What Makes a Healthy Marriage? Pt 1
Consider how your body requires specific vitamins, minerals, and exercise to function at its optimal potential. Your marriage also requires certain ingredients to flourish. A healthy marriage doesn't just happen; it doesn't happen by osmosis. If you want your marriage to grow, to thrive, and be healthy, certain ingredients should be present.
If you ask different people what it takes to have a healthy marriage, you may get several different answers. Here are four ingredients that will help you get on the path to a healthy marriage:
Commitment
When you said “I do”, you committed (a promise, a vow, a pledge) to be with your spouse through the thick and thin, good and bad, and sickness and health. This means you are in it for the long haul; you are not looking for a way out. Instead, you are looking for ways to enhance the relationship, ways to work with your spouse, not against your spouse. So recommit to the marriage, recommit to yourself, and your spouse that whatever comes, whatever goes, it will not shake the foundation of your marriage.
Responsibility
When you are responsible, you are accountable to yourself and to your spouse. You are saying that you will be man or woman enough to take responsibility and be accountable for your actions/words/thoughts/feelings. Playing the blame game gets you nowhere. You are the one who CHOOSES how you will act and respond to others. When you are wrong, admit it and choose to make better choices in the future.
Forgiveness
To forgive someone doesn't mean you condone their behaviors or actions. Forgiveness is about letting go of the hurt that was caused and moving forward. When you are married, you will certainly have disagreements; you will inevitably do or say something that your spouse dislikes. Your spouse is likely to do something or say something that may hurt your feelings. No one is perfect. So, if you can forgive your spouse quickly and not harbor bad feelings or thoughts toward them, you will spare yourself some heartache. Forgive your spouse and learn to forgive yourself as well.
Love
When I say “love,” I am not referring to the warm, fuzzy feelings you get when you see your spouse—because those feelings come and go. I am referring to “love” as a verb. Love is an action word. You can tell your mate all day long that you love them, but if your actions don’t align with your words, those words won’t carry much weight.

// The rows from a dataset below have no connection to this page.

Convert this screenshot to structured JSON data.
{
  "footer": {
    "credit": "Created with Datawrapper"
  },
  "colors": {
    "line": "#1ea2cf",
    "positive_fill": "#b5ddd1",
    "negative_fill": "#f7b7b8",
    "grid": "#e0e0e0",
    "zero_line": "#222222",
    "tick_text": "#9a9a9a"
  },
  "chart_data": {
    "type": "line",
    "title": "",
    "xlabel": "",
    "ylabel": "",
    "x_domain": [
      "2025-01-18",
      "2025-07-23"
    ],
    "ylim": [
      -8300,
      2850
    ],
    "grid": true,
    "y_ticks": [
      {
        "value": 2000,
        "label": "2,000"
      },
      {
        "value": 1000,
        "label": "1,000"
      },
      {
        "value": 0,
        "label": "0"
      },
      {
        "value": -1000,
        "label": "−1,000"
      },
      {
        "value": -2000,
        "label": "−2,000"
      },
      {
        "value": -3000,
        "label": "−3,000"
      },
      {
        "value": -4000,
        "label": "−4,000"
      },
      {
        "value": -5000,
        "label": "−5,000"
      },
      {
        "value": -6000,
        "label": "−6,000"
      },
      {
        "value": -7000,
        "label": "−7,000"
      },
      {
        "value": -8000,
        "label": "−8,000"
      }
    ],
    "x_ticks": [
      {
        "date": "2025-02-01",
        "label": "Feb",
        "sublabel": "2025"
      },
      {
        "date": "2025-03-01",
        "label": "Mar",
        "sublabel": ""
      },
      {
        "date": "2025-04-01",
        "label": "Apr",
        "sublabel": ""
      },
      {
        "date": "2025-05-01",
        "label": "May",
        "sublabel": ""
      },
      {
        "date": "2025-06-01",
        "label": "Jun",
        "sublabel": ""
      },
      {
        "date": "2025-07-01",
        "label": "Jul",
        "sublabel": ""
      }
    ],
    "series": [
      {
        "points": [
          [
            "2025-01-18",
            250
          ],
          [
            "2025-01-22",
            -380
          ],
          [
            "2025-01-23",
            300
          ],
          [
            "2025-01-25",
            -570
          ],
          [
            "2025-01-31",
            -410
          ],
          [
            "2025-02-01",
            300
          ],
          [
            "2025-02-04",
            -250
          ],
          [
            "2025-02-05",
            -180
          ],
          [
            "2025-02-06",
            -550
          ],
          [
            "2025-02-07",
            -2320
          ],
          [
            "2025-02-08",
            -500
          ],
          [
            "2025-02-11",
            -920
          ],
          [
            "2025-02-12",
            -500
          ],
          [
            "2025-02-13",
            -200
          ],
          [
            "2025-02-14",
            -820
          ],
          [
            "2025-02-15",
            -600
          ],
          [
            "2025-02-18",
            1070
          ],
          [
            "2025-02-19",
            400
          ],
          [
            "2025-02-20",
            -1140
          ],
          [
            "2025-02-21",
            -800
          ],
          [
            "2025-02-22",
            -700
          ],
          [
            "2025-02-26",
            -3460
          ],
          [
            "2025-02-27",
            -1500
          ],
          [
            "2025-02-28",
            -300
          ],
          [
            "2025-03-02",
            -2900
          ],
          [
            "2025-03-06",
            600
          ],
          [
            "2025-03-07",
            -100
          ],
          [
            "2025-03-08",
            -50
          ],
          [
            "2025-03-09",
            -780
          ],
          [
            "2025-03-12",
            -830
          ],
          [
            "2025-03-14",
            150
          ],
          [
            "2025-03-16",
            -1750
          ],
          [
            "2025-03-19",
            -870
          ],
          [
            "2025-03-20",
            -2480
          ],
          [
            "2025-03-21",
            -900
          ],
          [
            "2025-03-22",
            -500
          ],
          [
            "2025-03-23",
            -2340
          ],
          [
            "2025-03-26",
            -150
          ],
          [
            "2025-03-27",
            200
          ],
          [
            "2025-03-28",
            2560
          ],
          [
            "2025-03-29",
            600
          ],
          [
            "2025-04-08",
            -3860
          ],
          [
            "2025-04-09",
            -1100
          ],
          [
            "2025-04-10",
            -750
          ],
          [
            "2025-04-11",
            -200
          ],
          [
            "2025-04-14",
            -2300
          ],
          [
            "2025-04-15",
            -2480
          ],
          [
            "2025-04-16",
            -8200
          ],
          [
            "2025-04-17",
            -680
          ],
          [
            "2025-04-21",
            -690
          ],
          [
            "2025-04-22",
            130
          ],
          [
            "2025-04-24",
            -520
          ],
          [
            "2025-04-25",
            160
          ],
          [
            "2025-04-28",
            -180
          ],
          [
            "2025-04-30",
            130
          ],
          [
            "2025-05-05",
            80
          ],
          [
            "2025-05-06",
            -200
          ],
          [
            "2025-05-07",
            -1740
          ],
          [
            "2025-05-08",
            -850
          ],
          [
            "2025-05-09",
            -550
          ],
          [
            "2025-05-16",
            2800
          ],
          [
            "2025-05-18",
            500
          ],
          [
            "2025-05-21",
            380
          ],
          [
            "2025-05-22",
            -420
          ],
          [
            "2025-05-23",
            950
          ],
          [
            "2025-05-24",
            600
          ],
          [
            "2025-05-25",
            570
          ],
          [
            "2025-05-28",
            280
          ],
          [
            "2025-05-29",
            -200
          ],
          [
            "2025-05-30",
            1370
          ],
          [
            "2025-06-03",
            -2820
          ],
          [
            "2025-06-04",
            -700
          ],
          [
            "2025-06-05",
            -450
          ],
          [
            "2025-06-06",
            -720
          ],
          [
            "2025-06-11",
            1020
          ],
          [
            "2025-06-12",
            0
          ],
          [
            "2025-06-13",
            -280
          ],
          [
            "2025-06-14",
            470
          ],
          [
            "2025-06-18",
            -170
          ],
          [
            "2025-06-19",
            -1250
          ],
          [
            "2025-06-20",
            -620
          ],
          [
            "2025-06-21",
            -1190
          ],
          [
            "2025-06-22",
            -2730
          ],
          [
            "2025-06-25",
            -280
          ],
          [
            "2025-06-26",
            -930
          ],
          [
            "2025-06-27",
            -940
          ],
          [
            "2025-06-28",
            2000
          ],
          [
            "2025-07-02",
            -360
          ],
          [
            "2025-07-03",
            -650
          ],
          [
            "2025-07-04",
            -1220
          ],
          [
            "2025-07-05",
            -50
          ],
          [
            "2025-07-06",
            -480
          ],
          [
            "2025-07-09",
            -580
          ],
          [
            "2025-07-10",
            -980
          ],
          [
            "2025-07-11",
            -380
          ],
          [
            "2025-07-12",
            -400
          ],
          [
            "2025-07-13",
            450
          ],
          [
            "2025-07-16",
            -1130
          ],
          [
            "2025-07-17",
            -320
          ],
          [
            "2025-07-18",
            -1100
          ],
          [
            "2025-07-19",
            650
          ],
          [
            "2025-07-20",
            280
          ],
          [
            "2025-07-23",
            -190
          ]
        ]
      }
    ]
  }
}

Here is a good definition of love:
“Love is patient. Love is kind. Love isn’t jealous. It doesn’t sing its own praises. It isn’t arrogant. It isn’t rude. It doesn’t think about itself. It isn’t irritable. It doesn’t keep track of wrongs. It isn’t happy when injustice is done, but it is happy with the truth. Love never stops being patient, never stops believing, never stops hoping, never gives up. Love never comes to an end.”
—1 Corinthians 13:4–8 (GW)
It’s never too late to make adjustments, tweaks, and changes. If these ingredients are missing in your marriage, why not start today by implementing them so that your marriage can begin to thrive? There is nothing like a healthy marriage.